Coronavirus lockdown: THIS could be first city to impose two-week ‘circuit breaker’ | UK | News (Reports)


In the last seven days, there have been 1,306 positives cases of coronavirus across Liverpool, which is an increase of 577 on the week before. Now fears have risen that ministers could impose further restrictions on the city.

Mayor of Liverpool, Joe Anderson, called for the city to be placed under stricter conditions in an attempt to curb the spread of the virus.

He said: “I think we now have to stop the circuit.

“I think it is necessary in Liverpool but also in the whole country.

“We just cannot see the current level of increase in cases continuing at this rate.

“We have the third-highest rate in the country and are increasing rapidly.

“I think there is no doubt now that we need more stringent foreclosure measures.

“We simply cannot allow it to continue to spread at this rate.

“I think a few weeks of full lockdown might be the only way to stop this slope and try to get it under control.”

READ MORE: Local lockdown update: Which areas face stricter rules from TOMORROW?

He told the Telegraph: “We need clarity on the rules and local public health teams need funds to intervene.

“The infection rates and hospital admissions throughout the city of Liverpool are among the highest in the country.

“It is vital that the government gives councils the funding for public health to intervene.”

The UK has one of the highest infection and death tolls across Europe and fears of a second wave have been raised.

In a bid to curb a second national lockdown, Prime Minister Boris Johnson has introduced a number of new restrictions.

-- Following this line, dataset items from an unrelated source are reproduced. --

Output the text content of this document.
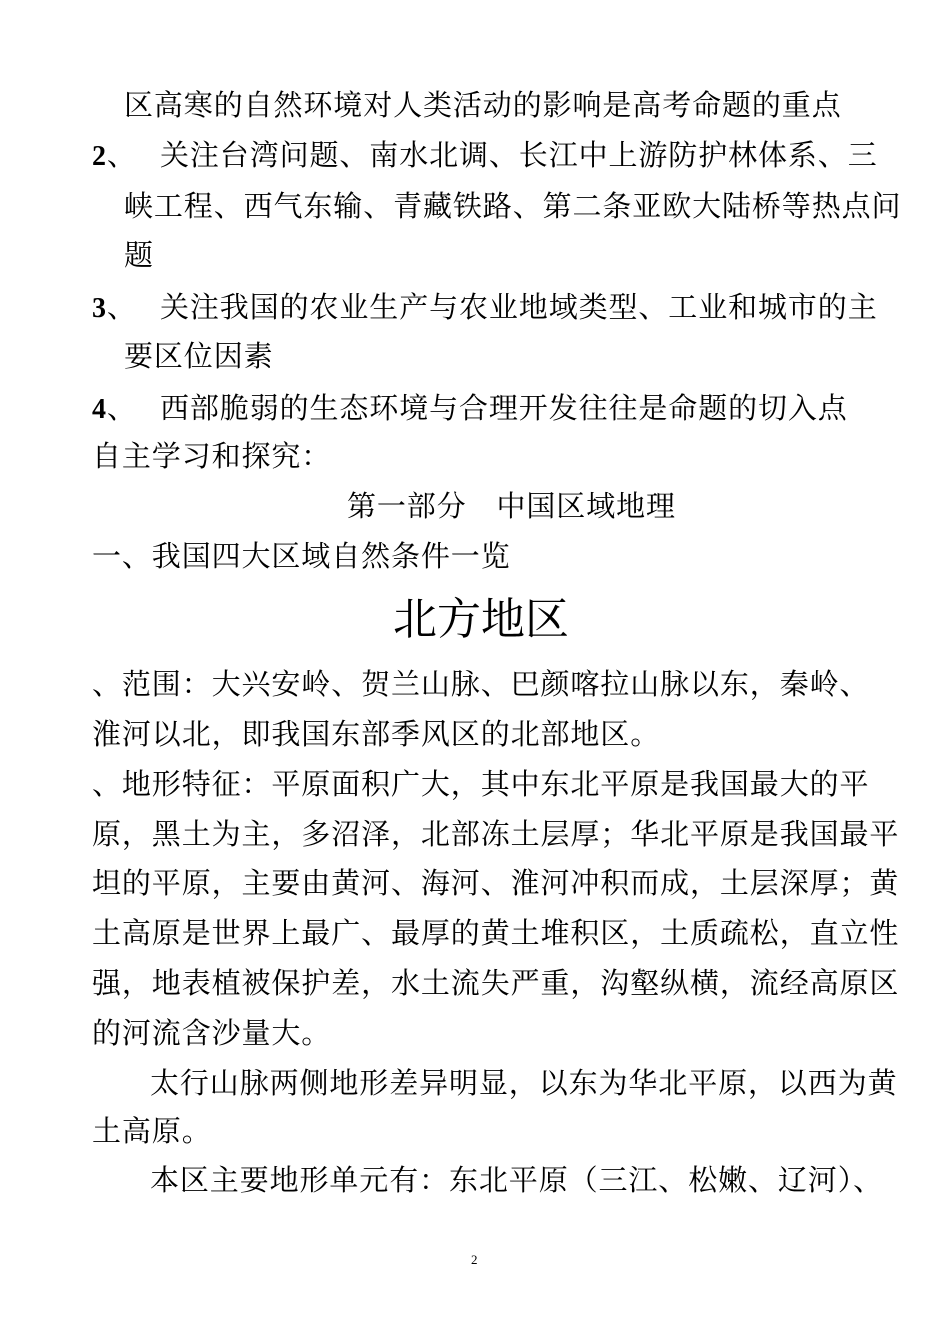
区高寒的自然环境对人类活动的影响是高考命题的重点
2、 关注台湾问题、南水北调、长江中上游防护林体系、三
峡工程、西气东输、青藏铁路、第二条亚欧大陆桥等热点问
题
3、 关注我国的农业生产与农业地域类型、工业和城市的主
要区位因素
4、 西部脆弱的生态环境与合理开发往往是命题的切入点
自主学习和探究：
第一部分　中国区域地理
一、我国四大区域自然条件一览
北方地区
、范围：大兴安岭、贺兰山脉、巴颜喀拉山脉以东，秦岭、
淮河以北，即我国东部季风区的北部地区。
、地形特征：平原面积广大，其中东北平原是我国最大的平
原，黑土为主，多沼泽，北部冻土层厚；华北平原是我国最平
坦的平原，主要由黄河、海河、淮河冲积而成，土层深厚；黄
土高原是世界上最广、最厚的黄土堆积区，土质疏松，直立性
强，地表植被保护差，水土流失严重，沟壑纵横，流经高原区
的河流含沙量大。
太行山脉两侧地形差异明显，以东为华北平原，以西为黄
土高原。
本区主要地形单元有：东北平原（三江、松嫩、辽河）、
2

As of September 14, the ‘rule of six’ was introduced meaning groups of no more than six people were able to meet indoors or outdoors.

He then placed a curfew on all pubs to stop serving from 10pm.

Pubs, bars, restaurants and cafes have also been banned from playing music which exceeds 85 decibels, although live performances are exempt.

The same rules also say that pub landlords or those who run other venues like hotel bars, restaurants and members clubs, must take “all reasonable measures” to stop singing on the premises by customers in groups of more than six, and dancing.

Emma McClarkin, chief executive of the British Beer and Pub Association, lashed out at the government for not consulting the industry.

She said: “The cumulative impact of layering restriction upon restriction is making it harder for pubs to survive.

“We have already seen a total ban on music in pubs in Scotland, which has seen trade plummet there.

“The sector has not been consulted on the evidence base for these extra restrictions on music.

“We are acutely aware of our responsibilities as businesses, but the Government is in danger of cutting off any chance of a recovery.”